Bayraktar, Türkiye'nin 81 il merkezinde doğal gaza erişimin sağladığının altını çizerek, "Bugün itibarıyla iletim hatlarımız 18 bin kilometreye, dağıtım hatlarımız 144 bin kilometreye ulaşmış durumda. 81 il merkezinde gaz erişimi söz konusudur. Yaklaşık 67 milyon vatandaşımız doğal gaza kesintisiz şekilde erişmektedir. Türkiye'nin doğal gaz arz güvenliğini sağlamak ve altyapısını geliştirmek çok önemli ve bu yönde çalışmalar sürüyor. Aliağa ve Hatay-Dörtyol'da iki FSRU'yu (yüzer LNG depolama ve gazlaştırma ünitesi) sisteme kazandırmıştık. Üçüncüsü için çalışmalar Saros'ta devam ediyor. İnşallah önümüzdeki yıl altyapımıza kazandırılmış olacak." diye konuştu.
Türkiye'nin petrol ve doğal gaz arama ve üretim faaliyetlerini artırma hedefini önceden belirlediğini ve Milli Enerji ve Maden Politikası'nda da bunun yer aldığını anımsatan Bayraktar, 3 sondaj ve 2 sismik araştırma gemisiyle çalışmaların devam ettiğini, Kanuni gemisinin kısa zamanda Karadeniz'de sondaj faaliyetlerine başlayacağını söyledi.
KARADENİZ'DEKİ DOĞAL GAZ KEŞFİ
Bayraktar, Karadeniz'deki doğal gaz keşfinin Türkiye için çok önemli olduğunu, doğal gaz ve enerji piyasaları ile ülke ekonomisini önemli şekilde etkileyeceğini belirtti.
Söz konusu bölgenin daha büyük potansiyel barındırdığına işaret eden Bayraktar, "Başından bugüne kadar bütün süreçleri tam olması gerektiği gibi uluslararası standartlarda ne varsa sondaj ekipmanından testine kadar bütün unsurları bu şekilde ortaya koyduk ve keşfi açıkladık.

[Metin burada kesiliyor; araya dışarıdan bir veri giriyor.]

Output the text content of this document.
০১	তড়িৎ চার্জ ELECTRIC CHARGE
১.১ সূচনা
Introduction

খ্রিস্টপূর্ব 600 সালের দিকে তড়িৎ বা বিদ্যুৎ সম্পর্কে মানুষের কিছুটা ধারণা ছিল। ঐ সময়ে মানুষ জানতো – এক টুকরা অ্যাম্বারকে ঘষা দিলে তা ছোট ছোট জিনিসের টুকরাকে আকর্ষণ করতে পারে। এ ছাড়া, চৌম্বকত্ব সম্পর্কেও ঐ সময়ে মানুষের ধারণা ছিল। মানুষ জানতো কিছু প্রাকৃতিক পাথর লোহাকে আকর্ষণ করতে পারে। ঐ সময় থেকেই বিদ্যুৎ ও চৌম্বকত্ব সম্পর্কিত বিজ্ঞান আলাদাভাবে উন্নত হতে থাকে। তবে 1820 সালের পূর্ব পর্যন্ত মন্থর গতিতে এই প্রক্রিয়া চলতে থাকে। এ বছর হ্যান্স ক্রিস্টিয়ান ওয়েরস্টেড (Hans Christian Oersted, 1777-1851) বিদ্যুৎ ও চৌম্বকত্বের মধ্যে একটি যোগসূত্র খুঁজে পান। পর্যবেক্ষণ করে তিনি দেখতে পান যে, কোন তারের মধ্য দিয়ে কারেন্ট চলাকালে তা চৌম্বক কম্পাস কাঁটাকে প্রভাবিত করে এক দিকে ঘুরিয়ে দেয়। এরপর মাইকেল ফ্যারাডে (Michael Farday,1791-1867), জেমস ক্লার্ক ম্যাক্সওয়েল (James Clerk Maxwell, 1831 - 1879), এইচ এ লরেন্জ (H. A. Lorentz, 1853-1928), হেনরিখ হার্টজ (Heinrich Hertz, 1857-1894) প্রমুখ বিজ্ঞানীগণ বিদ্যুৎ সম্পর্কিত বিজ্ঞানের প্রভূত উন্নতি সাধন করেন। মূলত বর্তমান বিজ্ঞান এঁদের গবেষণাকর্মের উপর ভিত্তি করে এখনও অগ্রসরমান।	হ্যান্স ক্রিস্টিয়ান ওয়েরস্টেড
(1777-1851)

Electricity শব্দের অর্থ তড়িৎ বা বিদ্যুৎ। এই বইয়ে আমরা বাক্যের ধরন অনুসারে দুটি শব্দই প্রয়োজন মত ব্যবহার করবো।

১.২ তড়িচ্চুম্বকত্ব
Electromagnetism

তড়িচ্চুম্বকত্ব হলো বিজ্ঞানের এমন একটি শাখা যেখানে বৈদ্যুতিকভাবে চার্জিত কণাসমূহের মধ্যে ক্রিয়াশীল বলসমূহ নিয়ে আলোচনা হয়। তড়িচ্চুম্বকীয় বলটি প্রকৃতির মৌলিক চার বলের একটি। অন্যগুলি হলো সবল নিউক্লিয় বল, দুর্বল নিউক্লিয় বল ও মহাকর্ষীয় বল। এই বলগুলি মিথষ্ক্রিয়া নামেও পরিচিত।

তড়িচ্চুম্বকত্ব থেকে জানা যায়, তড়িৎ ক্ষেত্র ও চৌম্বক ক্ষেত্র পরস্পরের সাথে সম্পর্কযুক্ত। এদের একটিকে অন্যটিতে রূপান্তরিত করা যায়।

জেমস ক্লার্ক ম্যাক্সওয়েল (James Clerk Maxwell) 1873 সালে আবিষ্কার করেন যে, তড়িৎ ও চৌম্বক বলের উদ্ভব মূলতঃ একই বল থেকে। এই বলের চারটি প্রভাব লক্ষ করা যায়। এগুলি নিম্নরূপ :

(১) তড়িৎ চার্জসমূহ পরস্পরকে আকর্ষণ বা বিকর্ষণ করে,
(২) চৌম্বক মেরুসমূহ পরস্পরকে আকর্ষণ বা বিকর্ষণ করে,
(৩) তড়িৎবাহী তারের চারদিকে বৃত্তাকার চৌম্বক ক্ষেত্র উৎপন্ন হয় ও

Bundan sonra da böyle devam etmeyi planlıyoruz. Muhtemelen rezervin yukarı yönlü değiştirilmesi söz konusu olabilir." değerlendirmesinde bulundu.
Bayraktar, keşfin Türkiye'nin doğal gaz arz güvenliği ve gaz portföyünde gelecek yıllarda çok ciddi etkileri olacağına dikkati çekerek, "Kararlılıkla buna devam ediyoruz. Bu gazın 2023'te tüketicilere ulaştırılması için teknik, ekonomik ve teknolojik anlamda ciddi çalışmalar gerekiyor. Bu çalışmalara da eş zamanlı olarak başladık ve yürütüyoruz." ifadelerini kullandı.
DOĞU AKDENİZ VE 2021'DE BİTECEK GAZ KONTRATLARI
Doğu Akdeniz'de Türkiye'ni kendi kıta sahanlığında çalışmaların hız kesmeden devam ettiğini vurgulayan Bayraktar, şöyle devam etti:
"Bölgede gösterdiğimiz tüm faaliyetler uluslararası hukuku gözeterek meşru bir şekilde yürütülmektedir. BM de Libya ile imzaladığımız anlaşmayı tescil etti. Türkiye'nin haklılığı ve işin hukuki temelli olduğu ortaya çıkmış oldu. Türkiye'nin enerjide ve ekonomide en önemli açmazlarından biri cari açık ve bunun temel sebeplerinden biri gaz ithalatı. Bunu azaltmak adına kararlılıkla imkanlarımız ne ise özellikle deniz aramacığını kararlılıkla devam ettireceğiz."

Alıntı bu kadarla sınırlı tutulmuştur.